Es dauerte auch geraume Zeit, ehe die Innsbrucker Damenwelt sich mit ihr anfreunden konnte. Die herzliche, heitere Art der jungen Frau bezwang aber doch schließlich die kühle, beobachtende Zurückhaltung der Damen. Jetzt allerdings war sie schon längst eine der Ihren geworden, und sie fanden sich ab mit ihrer überquellenden Lustigkeit und mit der für ihre Begriffe zu extravaganten Kleidung der Professorin.

Frau Haidacher liebte es, sich stets nach der allerneuesten Wiener Mode zu kleiden. Und die Art und Weise, wie sie sich trug, wie sie sprach und ging, verriet die Dame von Welt, die in ihre gegenwärtige spießbürgerliche Umgebung nicht so ganz hineinpassen wollte.

Daß sie nicht ganz zu ihnen paßte, das fühlten die Innsbrucker Damen besser, als es Frau Haidacher selbst bewußt wurde. Die Professorin hatte sich rasch eingewöhnt in der Stadt. In ihrer leichtlebigen Art fand sie sich gleich mit allem zurecht und sehnte sich keinen Augenblick nach ihrer alten Heimat zurück.

Sophie Zöttl war, während die Professorin den Rechtsanwalt wieder einmal neckte, in der Nähe geblieben und hatte scharf auf jedes Wort geachtet, das gesprochen wurde.

Sie stand hinter dem Stuhl der Professorin und hatte die rechte Hand leicht auf die Lehne gestützt. Es war eine vertrauliche Haltung, die sie einnahm, während sie ihr Gesicht gegen eine andere Seite wandte, als erwarte sie von dort her einen Auftrag oder als achte sie gar nicht darauf, was in ihrer allernächsten Nähe verhandelt wurde.

Und doch entging ihr kein Wort, nicht ein einziges. Auch nicht die geringste Nuance im Tonfall eines Wortes. Sie war so voll Aufmerksamkeit, daß sie es nicht einmal bemerkte, wie einige Damen sich über ihre gemütliche und ungezwungene Art sich zu geben beschwerten.

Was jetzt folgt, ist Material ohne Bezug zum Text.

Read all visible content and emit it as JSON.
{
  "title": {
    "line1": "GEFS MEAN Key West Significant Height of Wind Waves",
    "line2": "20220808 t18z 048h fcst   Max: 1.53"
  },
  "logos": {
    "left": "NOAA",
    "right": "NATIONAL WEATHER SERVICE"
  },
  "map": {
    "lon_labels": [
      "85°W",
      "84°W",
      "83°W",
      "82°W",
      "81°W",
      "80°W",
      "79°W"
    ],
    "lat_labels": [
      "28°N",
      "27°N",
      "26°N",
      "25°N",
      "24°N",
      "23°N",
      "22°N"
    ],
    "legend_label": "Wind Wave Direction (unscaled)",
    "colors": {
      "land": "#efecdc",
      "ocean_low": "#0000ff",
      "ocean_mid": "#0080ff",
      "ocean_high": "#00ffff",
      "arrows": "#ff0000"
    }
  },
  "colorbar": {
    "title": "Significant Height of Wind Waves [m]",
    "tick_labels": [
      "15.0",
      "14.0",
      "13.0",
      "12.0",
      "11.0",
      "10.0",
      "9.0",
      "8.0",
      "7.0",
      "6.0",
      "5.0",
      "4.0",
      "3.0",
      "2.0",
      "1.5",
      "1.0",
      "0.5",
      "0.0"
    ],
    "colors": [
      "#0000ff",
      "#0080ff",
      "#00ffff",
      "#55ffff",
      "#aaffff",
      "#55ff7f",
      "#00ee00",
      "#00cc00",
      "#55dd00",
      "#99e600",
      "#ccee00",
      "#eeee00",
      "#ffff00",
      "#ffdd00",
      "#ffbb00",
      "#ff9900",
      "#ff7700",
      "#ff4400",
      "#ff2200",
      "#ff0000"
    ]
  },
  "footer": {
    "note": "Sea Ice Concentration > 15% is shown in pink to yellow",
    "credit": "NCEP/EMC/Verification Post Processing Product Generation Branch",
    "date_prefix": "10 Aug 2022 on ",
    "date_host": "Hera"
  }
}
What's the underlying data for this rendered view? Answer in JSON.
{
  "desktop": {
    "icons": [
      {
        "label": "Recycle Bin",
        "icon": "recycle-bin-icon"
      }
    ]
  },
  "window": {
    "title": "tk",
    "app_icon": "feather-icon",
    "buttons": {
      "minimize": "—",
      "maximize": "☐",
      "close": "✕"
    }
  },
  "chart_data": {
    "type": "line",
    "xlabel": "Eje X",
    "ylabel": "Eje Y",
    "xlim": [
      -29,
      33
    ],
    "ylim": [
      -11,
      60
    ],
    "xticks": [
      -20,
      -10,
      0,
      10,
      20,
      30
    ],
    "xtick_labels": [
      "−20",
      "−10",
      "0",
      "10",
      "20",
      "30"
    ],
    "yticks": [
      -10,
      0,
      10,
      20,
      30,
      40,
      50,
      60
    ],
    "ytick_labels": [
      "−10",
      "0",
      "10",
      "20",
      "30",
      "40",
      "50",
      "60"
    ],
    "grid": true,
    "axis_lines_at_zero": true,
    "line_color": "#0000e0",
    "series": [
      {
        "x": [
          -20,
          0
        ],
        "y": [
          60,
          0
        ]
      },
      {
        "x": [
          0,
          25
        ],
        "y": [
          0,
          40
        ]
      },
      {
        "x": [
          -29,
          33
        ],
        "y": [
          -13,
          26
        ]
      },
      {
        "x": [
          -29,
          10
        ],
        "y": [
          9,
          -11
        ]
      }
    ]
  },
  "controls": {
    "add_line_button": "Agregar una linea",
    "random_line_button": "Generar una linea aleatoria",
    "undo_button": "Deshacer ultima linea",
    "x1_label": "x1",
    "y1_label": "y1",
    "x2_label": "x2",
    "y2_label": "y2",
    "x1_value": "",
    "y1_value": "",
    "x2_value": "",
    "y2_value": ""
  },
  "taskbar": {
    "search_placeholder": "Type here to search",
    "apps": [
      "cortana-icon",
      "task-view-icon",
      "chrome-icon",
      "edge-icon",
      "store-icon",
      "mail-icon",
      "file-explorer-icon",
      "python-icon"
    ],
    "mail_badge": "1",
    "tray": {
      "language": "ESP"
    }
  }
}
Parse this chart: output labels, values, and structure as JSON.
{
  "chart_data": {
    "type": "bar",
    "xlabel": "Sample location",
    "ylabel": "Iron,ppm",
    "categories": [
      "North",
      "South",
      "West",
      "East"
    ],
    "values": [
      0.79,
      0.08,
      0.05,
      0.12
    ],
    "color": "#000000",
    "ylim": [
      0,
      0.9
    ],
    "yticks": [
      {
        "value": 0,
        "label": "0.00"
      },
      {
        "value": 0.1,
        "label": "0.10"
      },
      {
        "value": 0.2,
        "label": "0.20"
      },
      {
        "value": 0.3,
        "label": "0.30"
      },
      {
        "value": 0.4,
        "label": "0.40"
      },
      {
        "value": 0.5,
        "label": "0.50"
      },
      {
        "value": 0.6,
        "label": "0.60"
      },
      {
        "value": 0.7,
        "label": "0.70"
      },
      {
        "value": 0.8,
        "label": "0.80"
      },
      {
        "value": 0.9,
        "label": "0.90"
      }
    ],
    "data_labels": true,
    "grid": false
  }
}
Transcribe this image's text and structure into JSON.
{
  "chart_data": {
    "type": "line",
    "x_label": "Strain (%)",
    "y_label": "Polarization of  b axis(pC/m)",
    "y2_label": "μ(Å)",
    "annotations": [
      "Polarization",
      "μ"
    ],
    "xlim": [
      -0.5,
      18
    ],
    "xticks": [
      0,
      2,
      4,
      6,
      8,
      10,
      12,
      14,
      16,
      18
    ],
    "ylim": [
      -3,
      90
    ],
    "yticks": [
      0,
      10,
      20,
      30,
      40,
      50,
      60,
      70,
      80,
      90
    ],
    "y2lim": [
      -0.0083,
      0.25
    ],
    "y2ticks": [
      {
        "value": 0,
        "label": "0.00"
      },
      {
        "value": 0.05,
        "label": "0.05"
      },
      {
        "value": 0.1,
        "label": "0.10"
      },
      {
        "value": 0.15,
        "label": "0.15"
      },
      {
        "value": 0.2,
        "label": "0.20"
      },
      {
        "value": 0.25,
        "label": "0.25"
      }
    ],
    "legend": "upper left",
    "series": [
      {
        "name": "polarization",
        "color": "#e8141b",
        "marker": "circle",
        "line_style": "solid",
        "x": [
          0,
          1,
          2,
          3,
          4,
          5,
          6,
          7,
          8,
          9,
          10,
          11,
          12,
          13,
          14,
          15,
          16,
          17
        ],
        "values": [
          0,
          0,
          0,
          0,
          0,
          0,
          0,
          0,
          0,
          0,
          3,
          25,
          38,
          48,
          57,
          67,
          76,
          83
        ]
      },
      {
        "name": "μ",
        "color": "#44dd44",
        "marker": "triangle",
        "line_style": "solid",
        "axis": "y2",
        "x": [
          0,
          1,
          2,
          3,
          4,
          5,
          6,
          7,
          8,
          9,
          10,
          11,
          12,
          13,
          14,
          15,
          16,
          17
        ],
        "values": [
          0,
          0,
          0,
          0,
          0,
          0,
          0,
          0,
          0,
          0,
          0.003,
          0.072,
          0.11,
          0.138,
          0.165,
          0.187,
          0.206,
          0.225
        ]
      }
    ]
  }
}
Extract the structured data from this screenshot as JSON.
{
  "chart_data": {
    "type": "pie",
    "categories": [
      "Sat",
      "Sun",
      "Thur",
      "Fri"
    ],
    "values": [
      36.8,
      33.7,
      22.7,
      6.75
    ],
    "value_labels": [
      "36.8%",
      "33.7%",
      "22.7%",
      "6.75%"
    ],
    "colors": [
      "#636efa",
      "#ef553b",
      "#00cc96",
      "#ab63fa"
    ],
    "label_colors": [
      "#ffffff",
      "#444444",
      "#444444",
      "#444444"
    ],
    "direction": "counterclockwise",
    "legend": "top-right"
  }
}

Die Frau Patscheider, die sich, wenn ihr Gatte anwesend war, ganz besonders dazu berufen fühlte, über Schickliches und Unschickliches zu urteilen, wandte sich mit schlecht verhehlter Empörung an ihre Nachbarin, die Frau Baurat Goldrainer: „Finden Sie nicht, Frau Baurat, daß die Sophie jetzt anfangt, gar a bissel zu vertraut zu werden. Das gehört sich schon gar nicht. Ein Unterschied muß doch sein. Sie ist ja doch bloß a Kellnerin!“ meinte sie, und ihre vollen Lippen verzogen sich geringschätzig.

Die Frau Patscheider war eine Frau in den schönsten Jahren. Groß, schwarz und üppig, ein bißchen zu üppig. Die schwere, goldene Uhrkette, die sie doppelt um den Hals geschlungen trug, lag straff gespannt über der schwarzseidenen Bluse, die den prallen Busen nur noch mehr zur Geltung brachte. Die Frau Patscheider machte den Eindruck, als hätte sie sich ganz besonders eifrig der Prozedur des Schnürens unterzogen. Sie atmete schwer, und wenn sie sprach, schöpfte sie immer erst tief Atem, als verursache ihr das Sprechen eine ungeheure Anstrengung.

Die Damen saßen alle in einem Kreis beisammen. Männlein und Weiblein waren streng geschieden. Nur die Professorin bildete hier abermals eine Ausnahme. Sie mußte an ihrer Seite stets ein Mannsbild haben, wie sie sich ausdrückte. Sonst fühlte sie sich nicht wohl. „An einer Seite wenigstens!“ lachte sie. „Damit ich auch einmal was anderes zu hören krieg’, als Kinder, Dienstboten und den andern Klatsch.“ Die Damen lachten ihr dann immer mit süßsaurer Miene zu. Die Professorin war halt einmal so. Daran konnte man nichts ändern.